La prétendue lutte contre la pollution dissimule le but de développer le transport routier
« Sauf que c’est un faux argument, s’insurge en aparté Guillaume Bourlier, président de l’association Réserve du Bishnoï, âgé de 42 ans, et lui aussi gréviste de la faim. Le GCO est le chaînon manquant d’un vaste axe nord-sud européen de transport de marchandises par la route. Une fois cette autoroute construite, il ne manquera que douze kilomètres à tracer côté allemand — le projet est déjà dans les cartons — pour achever un nouveau couloir pour les véhicules les plus polluants. Pour ces derniers, il sera alors 78 % moins cher de passer par l’Alsace, car ils n’auront plus la taxe sur la pollution très élevée à payer côté allemand ! »

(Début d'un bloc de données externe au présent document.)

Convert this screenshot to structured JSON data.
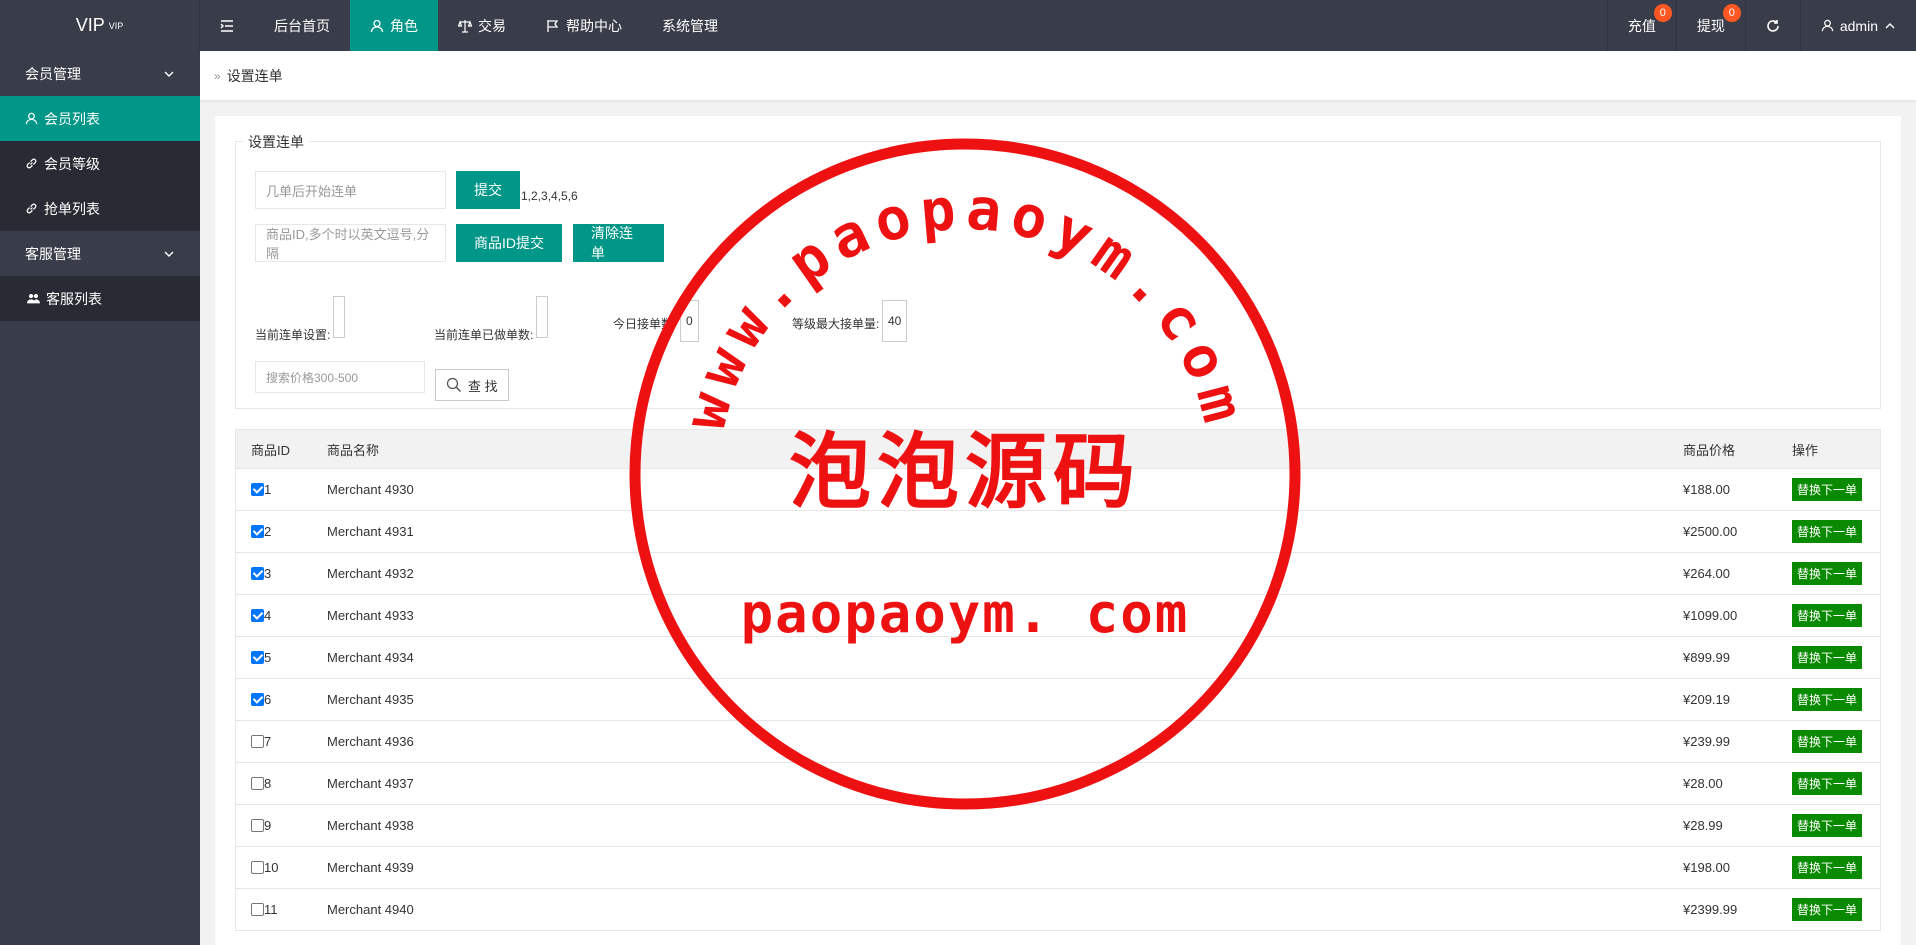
{
  "logo": {
    "text": "VIP",
    "sup": "VIP"
  },
  "nav": {
    "items": [
      {
        "label": "后台首页"
      },
      {
        "label": "角色"
      },
      {
        "label": "交易"
      },
      {
        "label": "帮助中心"
      },
      {
        "label": "系统管理"
      }
    ]
  },
  "right_nav": {
    "recharge": {
      "label": "充值",
      "badge": "0"
    },
    "withdraw": {
      "label": "提现",
      "badge": "0"
    },
    "user": "admin"
  },
  "sidebar": {
    "groups": [
      {
        "label": "会员管理",
        "items": [
          {
            "label": "会员列表"
          },
          {
            "label": "会员等级"
          },
          {
            "label": "抢单列表"
          }
        ]
      },
      {
        "label": "客服管理",
        "items": [
          {
            "label": "客服列表"
          }
        ]
      }
    ]
  },
  "breadcrumb": "设置连单",
  "form": {
    "legend": "设置连单",
    "start_placeholder": "几单后开始连单",
    "submit": "提交",
    "submit_hint": "1,2,3,4,5,6",
    "ids_placeholder": "商品ID,多个时以英文逗号,分隔",
    "ids_submit": "商品ID提交",
    "clear": "清除连单",
    "current_label": "当前连单设置:",
    "done_label": "当前连单已做单数:",
    "today_label": "今日接单数:",
    "today_value": "0",
    "max_label": "等级最大接单量:",
    "max_value": "40",
    "search_placeholder": "搜索价格300-500",
    "search_btn": "查 找"
  },
  "table": {
    "headers": {
      "id": "商品ID",
      "name": "商品名称",
      "price": "商品价格",
      "op": "操作"
    },
    "op_label": "替换下一单",
    "rows": [
      {
        "id": "1",
        "name": "Merchant 4930",
        "price": "¥188.00",
        "checked": true
      },
      {
        "id": "2",
        "name": "Merchant 4931",
        "price": "¥2500.00",
        "checked": true
      },
      {
        "id": "3",
        "name": "Merchant 4932",
        "price": "¥264.00",
        "checked": true
      },
      {
        "id": "4",
        "name": "Merchant 4933",
        "price": "¥1099.00",
        "checked": true
      },
      {
        "id": "5",
        "name": "Merchant 4934",
        "price": "¥899.99",
        "checked": true
      },
      {
        "id": "6",
        "name": "Merchant 4935",
        "price": "¥209.19",
        "checked": true
      },
      {
        "id": "7",
        "name": "Merchant 4936",
        "price": "¥239.99",
        "checked": false
      },
      {
        "id": "8",
        "name": "Merchant 4937",
        "price": "¥28.00",
        "checked": false
      },
      {
        "id": "9",
        "name": "Merchant 4938",
        "price": "¥28.99",
        "checked": false
      },
      {
        "id": "10",
        "name": "Merchant 4939",
        "price": "¥198.00",
        "checked": false
      },
      {
        "id": "11",
        "name": "Merchant 4940",
        "price": "¥2399.99",
        "checked": false
      }
    ]
  },
  "watermark": {
    "arc_text": "www.paopaoym.com",
    "cn_text": "泡泡源码",
    "url_text": "paopaoym. com",
    "color": "#ee1111"
  },
  "colors": {
    "primary": "#009688",
    "dark": "#393d49",
    "op_green": "#0a8a00",
    "badge": "#ff5722"
  }
}
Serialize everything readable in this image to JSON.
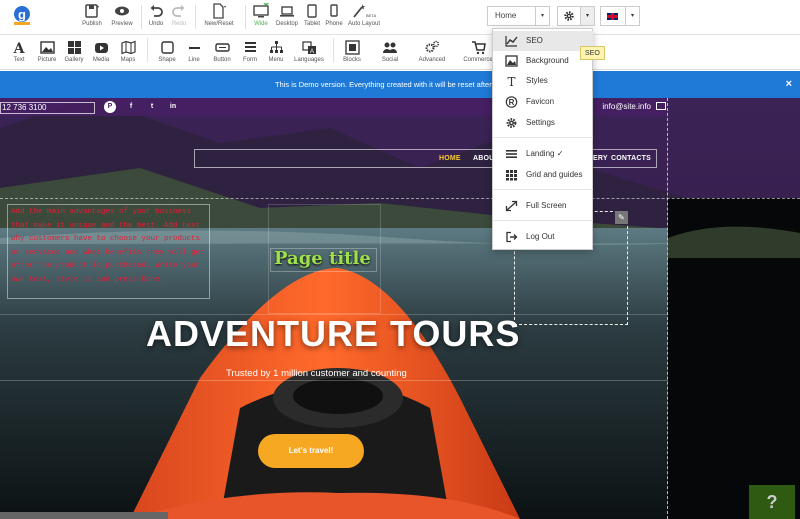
{
  "toolbar": {
    "publish": "Publish",
    "preview": "Preview",
    "undo": "Undo",
    "redo": "Redo",
    "new_reset": "New/Reset",
    "wide": "Wide",
    "desktop": "Desktop",
    "tablet": "Tablet",
    "phone": "Phone",
    "auto_layout": "Auto Layout",
    "beta_badge": "BETA",
    "page_select": "Home"
  },
  "insert": {
    "text": "Text",
    "picture": "Picture",
    "gallery": "Gallery",
    "media": "Media",
    "maps": "Maps",
    "shape": "Shape",
    "line": "Line",
    "button": "Button",
    "form": "Form",
    "menu": "Menu",
    "languages": "Languages",
    "blocks": "Blocks",
    "social": "Social",
    "advanced": "Advanced",
    "commerce": "Commerce"
  },
  "banner": {
    "text": "This is Demo version. Everything created with it will be reset after 24 hours.",
    "close": "×"
  },
  "site": {
    "phone": "12 736 3100",
    "email": "info@site.info",
    "nav": {
      "home": "HOME",
      "about": "ABOUT",
      "gallery": "ERY",
      "contacts": "CONTACTS"
    },
    "text_block": "Add the main advantages of your business that make it unique and the best. Add text why customers have to choose your products or services and what benefits they will get after the product is purchased. Write your own text, style it and press Done.",
    "page_title": "Page title",
    "hero_title": "ADVENTURE TOURS",
    "hero_subtitle": "Trusted by 1 million customer and counting",
    "cta": "Let's travel!",
    "help": "?"
  },
  "menu": {
    "items": [
      {
        "label": "SEO"
      },
      {
        "label": "Background"
      },
      {
        "label": "Styles"
      },
      {
        "label": "Favicon"
      },
      {
        "label": "Settings"
      },
      {
        "label": "Landing ✓"
      },
      {
        "label": "Grid and guides"
      },
      {
        "label": "Full Screen"
      },
      {
        "label": "Log Out"
      }
    ],
    "tooltip": "SEO"
  },
  "colors": {
    "banner": "#1e7ad6",
    "cta": "#f7a823",
    "active_view": "#4caf50",
    "page_title": "#9ee04b",
    "text_block": "#e0203a"
  },
  "icons": [
    "logo-icon",
    "save-icon",
    "eye-icon",
    "undo-icon",
    "redo-icon",
    "file-icon",
    "monitor-icon",
    "laptop-icon",
    "tablet-icon",
    "phone-icon",
    "wand-icon",
    "gear-icon",
    "flag-icon",
    "chart-icon",
    "image-icon",
    "font-icon",
    "registered-icon",
    "grid-icon",
    "expand-icon",
    "logout-icon"
  ]
}
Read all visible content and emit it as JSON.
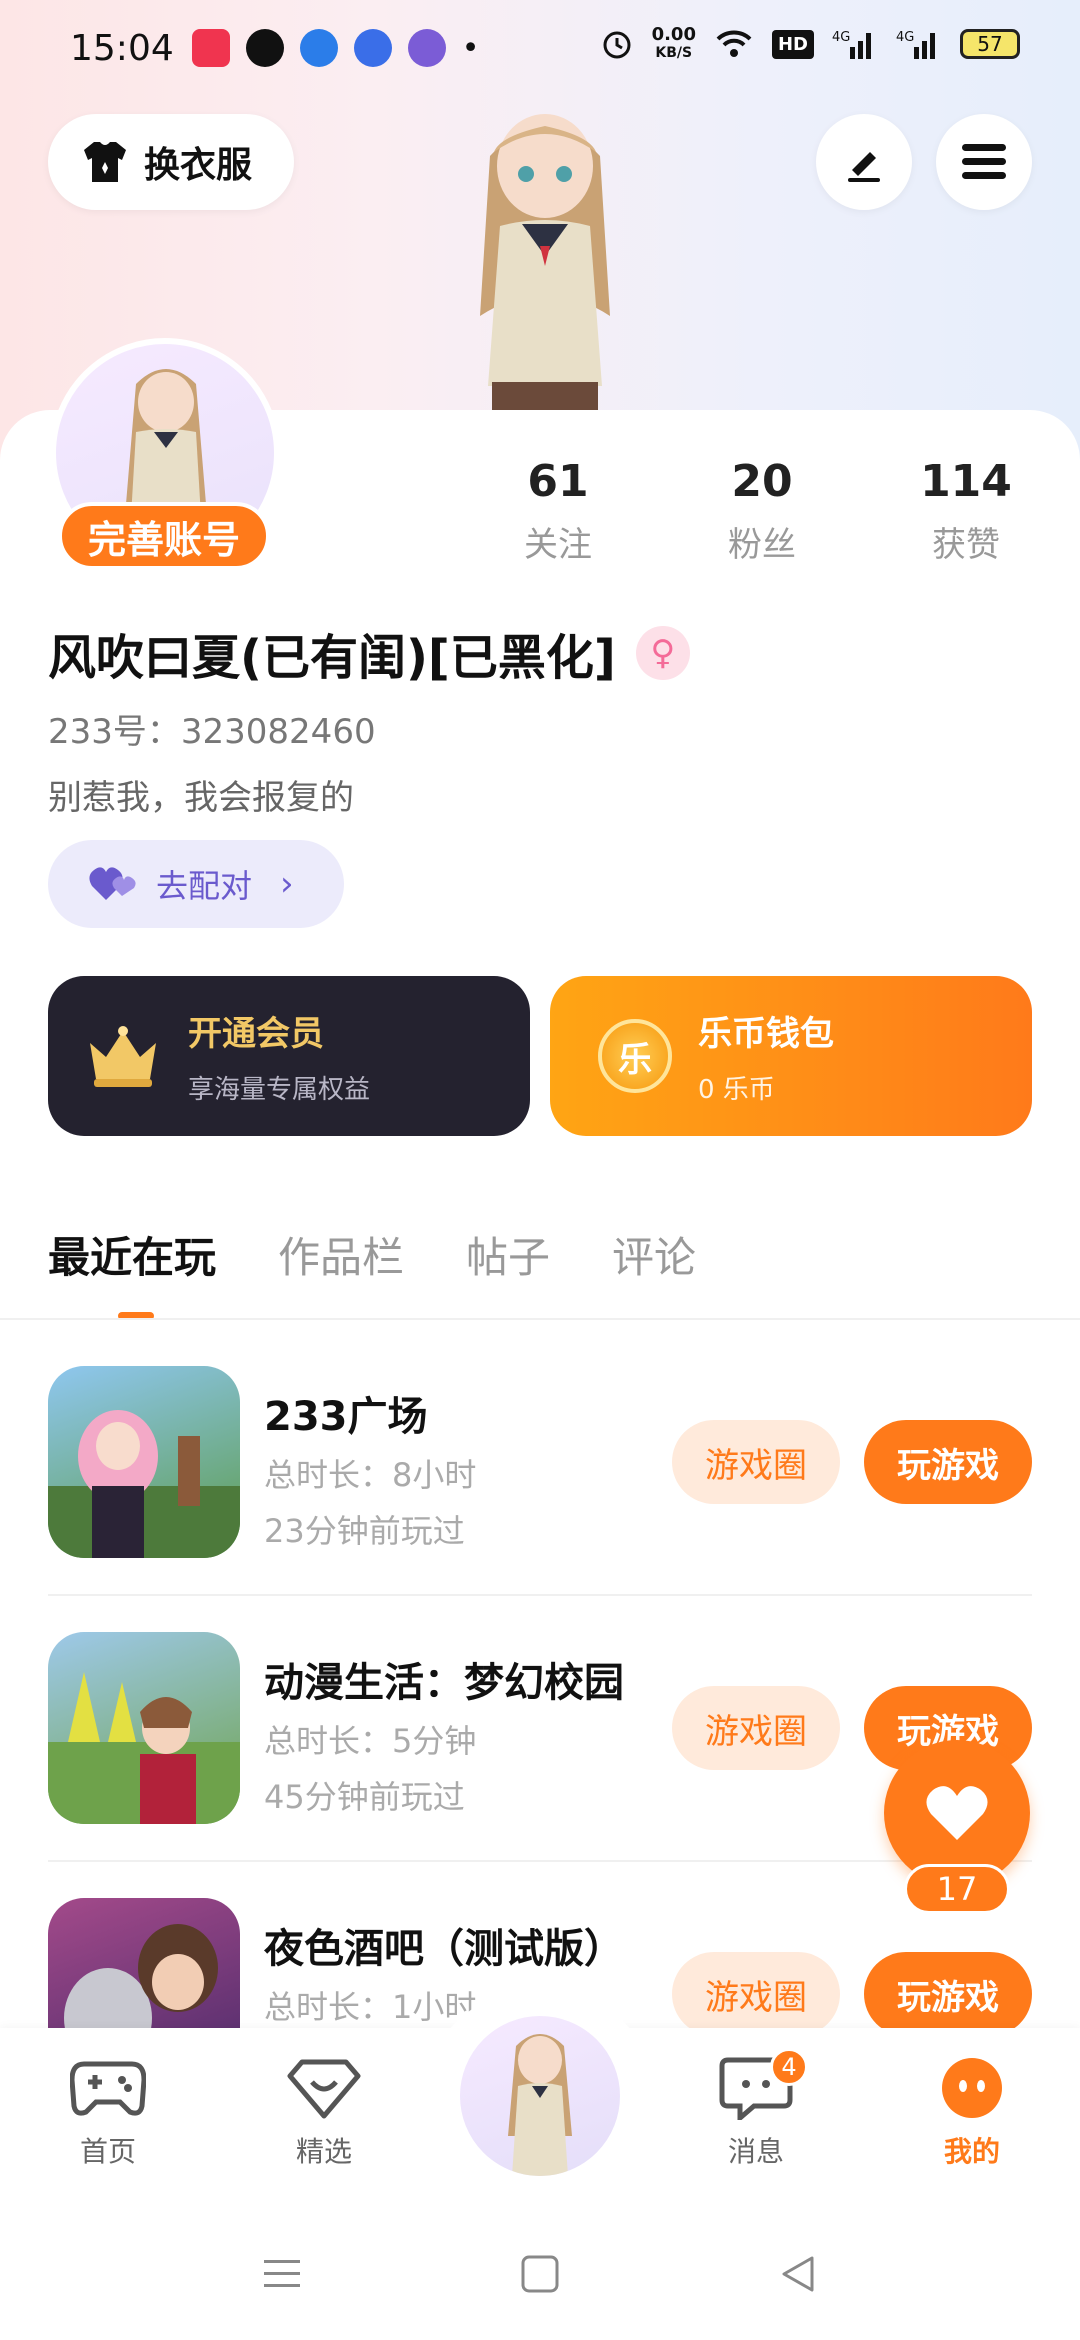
{
  "status_bar": {
    "time": "15:04",
    "speed_value": "0.00",
    "speed_unit": "KB/S",
    "battery": "57"
  },
  "header": {
    "outfit_label": "换衣服"
  },
  "profile": {
    "complete_badge": "完善账号",
    "stats": [
      {
        "value": "61",
        "label": "关注"
      },
      {
        "value": "20",
        "label": "粉丝"
      },
      {
        "value": "114",
        "label": "获赞"
      }
    ],
    "username": "风吹曰夏(已有闺)[已黑化]",
    "uid": "233号：323082460",
    "bio": "别惹我，我会报复的",
    "match_label": "去配对"
  },
  "promo": {
    "vip_title": "开通会员",
    "vip_sub": "享海量专属权益",
    "wallet_title": "乐币钱包",
    "wallet_sub": "0 乐币",
    "coin_glyph": "乐"
  },
  "tabs": [
    "最近在玩",
    "作品栏",
    "帖子",
    "评论"
  ],
  "games": [
    {
      "name": "233广场",
      "duration": "总时长：8小时",
      "last_played": "23分钟前玩过"
    },
    {
      "name": "动漫生活：梦幻校园",
      "duration": "总时长：5分钟",
      "last_played": "45分钟前玩过"
    },
    {
      "name": "夜色酒吧（测试版）",
      "duration": "总时长：1小时",
      "last_played": ""
    }
  ],
  "game_buttons": {
    "circle": "游戏圈",
    "play": "玩游戏"
  },
  "floating": {
    "count": "17"
  },
  "bottom_nav": {
    "items": [
      "首页",
      "精选",
      "消息",
      "我的"
    ],
    "message_badge": "4"
  },
  "colors": {
    "accent": "#ff7a1a",
    "vip_bg": "#24222f",
    "match_bg": "#ecebfb"
  }
}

Pour l’opposant, le projet est indéfendable. « Sept instances officielles ont alerté sur le fait que le GCO n’était pas compensable. L’enquête publique de 2013 a abouti sur un avis très défavorable. Malgré tout, le préfet de la région Grand Est, Jean-Luc Marx, a validé le projet. Pas étonnant quand on sait qu’il était en poste à La Réunion quand la nouvelle route du littoral a été lancée. » Les opposants, eux, préconisent la mise en place d’une écotaxe qui découragerait une partie du transport de marchandises par la route ou le répartirait de manière plus équitable entre la France et l’Allemagne.
- « Par notre grève, nous demandons un moratoire sur les travaux et la mise en place d’une commission de médiation qui mettrait son nez dans le dossier, comme cela a été fait à Notre-Dame-des-Landes », enchaîne pendant ce temps Michel Dupont, ancien assistant parlementaire de José Bové et habitant de Cronenbourg, âgé de 68 ans. Une manière de poursuivre le bras de fer avec le ministre de la Transition écologique et solidaire, François de Rugy. Lundi 22 octobre au soir, ce dernier a reçu une délégation d’opposants et leur a demandé de fournir des propositions alternatives pour améliorer les problèmes de circulation dans Strasbourg. Avant de déclarer au quotidien Le Monde qu’il disait « non à la demande de moratoire, parce qu’avec tous les recours, ce serait sans fin.(…) La seule chose pouvant arrêter les travaux serait une décision de justice ».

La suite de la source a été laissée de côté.